An old pollard in Matley Wood
An old pollard
in Matley Wood

Trees with multiple trunks sprouting from just above head height are called pollards – they have been pollarded, or shrouded as it is also called, often more than once.

Pollarding involves cutting a tree to encourage the growth of new shoots, allowing repeated harvests of timber to be taken. The cuts were made above the reach of commoners’ stock, and deer, which removed the need for protective wood-banks and fencing.

Beech and oak were often cut in this way, and so were hollies. Cut holly branches were often strewn on the ground, and used as browse for the stock, and deer, whilst some were sent to market for the Christmas trade.

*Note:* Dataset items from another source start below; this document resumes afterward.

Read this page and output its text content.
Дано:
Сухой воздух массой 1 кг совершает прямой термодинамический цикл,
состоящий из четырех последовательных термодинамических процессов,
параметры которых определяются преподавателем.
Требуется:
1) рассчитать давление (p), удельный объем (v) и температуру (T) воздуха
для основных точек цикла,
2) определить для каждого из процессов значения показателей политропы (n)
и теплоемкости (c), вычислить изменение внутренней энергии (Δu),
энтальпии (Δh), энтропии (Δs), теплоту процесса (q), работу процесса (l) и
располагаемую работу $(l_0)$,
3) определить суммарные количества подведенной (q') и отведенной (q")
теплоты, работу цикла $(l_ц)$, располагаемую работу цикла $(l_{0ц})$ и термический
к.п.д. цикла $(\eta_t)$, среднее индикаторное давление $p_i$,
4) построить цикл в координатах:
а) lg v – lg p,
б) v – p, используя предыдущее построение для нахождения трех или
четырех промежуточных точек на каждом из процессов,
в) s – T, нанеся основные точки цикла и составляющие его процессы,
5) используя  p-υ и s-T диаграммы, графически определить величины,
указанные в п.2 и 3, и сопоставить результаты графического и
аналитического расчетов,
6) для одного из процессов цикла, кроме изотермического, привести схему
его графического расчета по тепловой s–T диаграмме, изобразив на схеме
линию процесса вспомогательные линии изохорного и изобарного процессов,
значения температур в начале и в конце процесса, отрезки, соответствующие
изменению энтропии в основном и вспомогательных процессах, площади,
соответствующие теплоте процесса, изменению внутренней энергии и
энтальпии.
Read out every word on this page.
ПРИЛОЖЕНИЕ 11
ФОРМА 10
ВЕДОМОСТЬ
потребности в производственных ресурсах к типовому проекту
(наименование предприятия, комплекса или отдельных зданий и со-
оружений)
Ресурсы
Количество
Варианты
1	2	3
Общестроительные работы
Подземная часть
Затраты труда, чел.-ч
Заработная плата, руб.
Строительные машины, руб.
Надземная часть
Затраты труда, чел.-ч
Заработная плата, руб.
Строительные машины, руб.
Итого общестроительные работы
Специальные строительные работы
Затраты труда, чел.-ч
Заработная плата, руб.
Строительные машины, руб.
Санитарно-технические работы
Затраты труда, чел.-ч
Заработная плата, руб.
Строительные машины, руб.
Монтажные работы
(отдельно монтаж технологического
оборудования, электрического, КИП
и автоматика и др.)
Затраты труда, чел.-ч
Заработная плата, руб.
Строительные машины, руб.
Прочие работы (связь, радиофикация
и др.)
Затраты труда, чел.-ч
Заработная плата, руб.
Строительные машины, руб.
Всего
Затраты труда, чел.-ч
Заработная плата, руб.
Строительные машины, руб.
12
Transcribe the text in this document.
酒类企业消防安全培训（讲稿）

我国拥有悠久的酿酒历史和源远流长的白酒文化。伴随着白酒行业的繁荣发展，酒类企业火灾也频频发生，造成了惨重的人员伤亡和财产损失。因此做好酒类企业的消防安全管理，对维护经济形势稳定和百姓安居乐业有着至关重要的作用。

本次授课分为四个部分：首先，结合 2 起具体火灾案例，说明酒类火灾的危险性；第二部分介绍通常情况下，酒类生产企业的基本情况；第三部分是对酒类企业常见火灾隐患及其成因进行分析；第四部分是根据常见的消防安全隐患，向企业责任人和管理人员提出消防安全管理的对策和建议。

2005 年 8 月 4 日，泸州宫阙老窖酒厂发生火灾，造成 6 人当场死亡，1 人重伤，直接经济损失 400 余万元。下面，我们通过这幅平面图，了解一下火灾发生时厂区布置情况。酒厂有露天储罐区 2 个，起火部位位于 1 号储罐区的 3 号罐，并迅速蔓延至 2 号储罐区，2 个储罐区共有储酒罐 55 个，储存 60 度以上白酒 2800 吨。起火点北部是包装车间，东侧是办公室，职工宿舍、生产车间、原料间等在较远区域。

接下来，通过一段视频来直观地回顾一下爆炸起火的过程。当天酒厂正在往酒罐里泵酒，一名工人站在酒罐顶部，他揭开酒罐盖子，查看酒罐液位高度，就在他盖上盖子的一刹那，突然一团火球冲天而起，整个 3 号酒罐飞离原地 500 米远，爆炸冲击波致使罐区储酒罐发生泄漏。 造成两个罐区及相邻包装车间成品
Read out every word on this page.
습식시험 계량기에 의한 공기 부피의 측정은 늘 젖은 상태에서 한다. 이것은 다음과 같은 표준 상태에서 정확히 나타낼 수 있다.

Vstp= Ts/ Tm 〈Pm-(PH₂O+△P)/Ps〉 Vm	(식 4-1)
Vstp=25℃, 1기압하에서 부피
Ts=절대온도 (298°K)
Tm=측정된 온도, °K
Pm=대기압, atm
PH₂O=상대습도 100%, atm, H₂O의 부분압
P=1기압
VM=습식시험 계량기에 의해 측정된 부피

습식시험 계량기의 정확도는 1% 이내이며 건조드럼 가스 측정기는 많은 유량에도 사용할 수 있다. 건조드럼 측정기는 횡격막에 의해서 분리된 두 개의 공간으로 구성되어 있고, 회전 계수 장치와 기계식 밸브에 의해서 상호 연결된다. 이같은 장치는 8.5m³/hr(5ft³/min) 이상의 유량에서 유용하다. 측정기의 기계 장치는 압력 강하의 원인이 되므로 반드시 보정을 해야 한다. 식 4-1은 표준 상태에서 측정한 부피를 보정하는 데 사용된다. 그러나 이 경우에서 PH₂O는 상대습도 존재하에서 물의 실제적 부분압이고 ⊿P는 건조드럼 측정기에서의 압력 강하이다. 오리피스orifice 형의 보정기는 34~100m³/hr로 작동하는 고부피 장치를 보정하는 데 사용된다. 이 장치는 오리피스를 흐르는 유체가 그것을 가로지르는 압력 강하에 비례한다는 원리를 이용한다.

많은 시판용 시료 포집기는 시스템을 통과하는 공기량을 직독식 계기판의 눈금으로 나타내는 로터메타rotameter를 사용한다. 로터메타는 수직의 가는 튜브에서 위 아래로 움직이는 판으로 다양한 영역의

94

But although pollarding often significantly increases the trees' lifespan, the stems of pollards are not as stout as those left uncut, and were less suitable for use in the shipbuilding industry. Consequently, following concerns about the rapid depletion of timber stocks for the Navy, in 1698 the ‘Act for the Increase and Preservation of Timber in the New Forest’ reached the Statute Book. Amongst other things, this forbade the pollarding of beech and oak, and, although a little illegal cutting continued, such trees can be considered with a degree of certainty to predate the Act.

In recent years, pollarding of hollies has resumed so as to remove old wood and prompt re-generation of new. In the short term, this lets increasing light reach the woodland floor, and increases overall woodland diversity.

Notice, too, that some trees have multiple stems growing from ground level – this is particularly so with New Forest hollies and hazels. When trees are cut in this way they are said to have been ‘coppiced’. Coppiced trees, like pollards, respond by sending out multiple shoots to replace the cut timber, but of course, unless they are behind fences, there is no protection from commoners’ stock, and deer.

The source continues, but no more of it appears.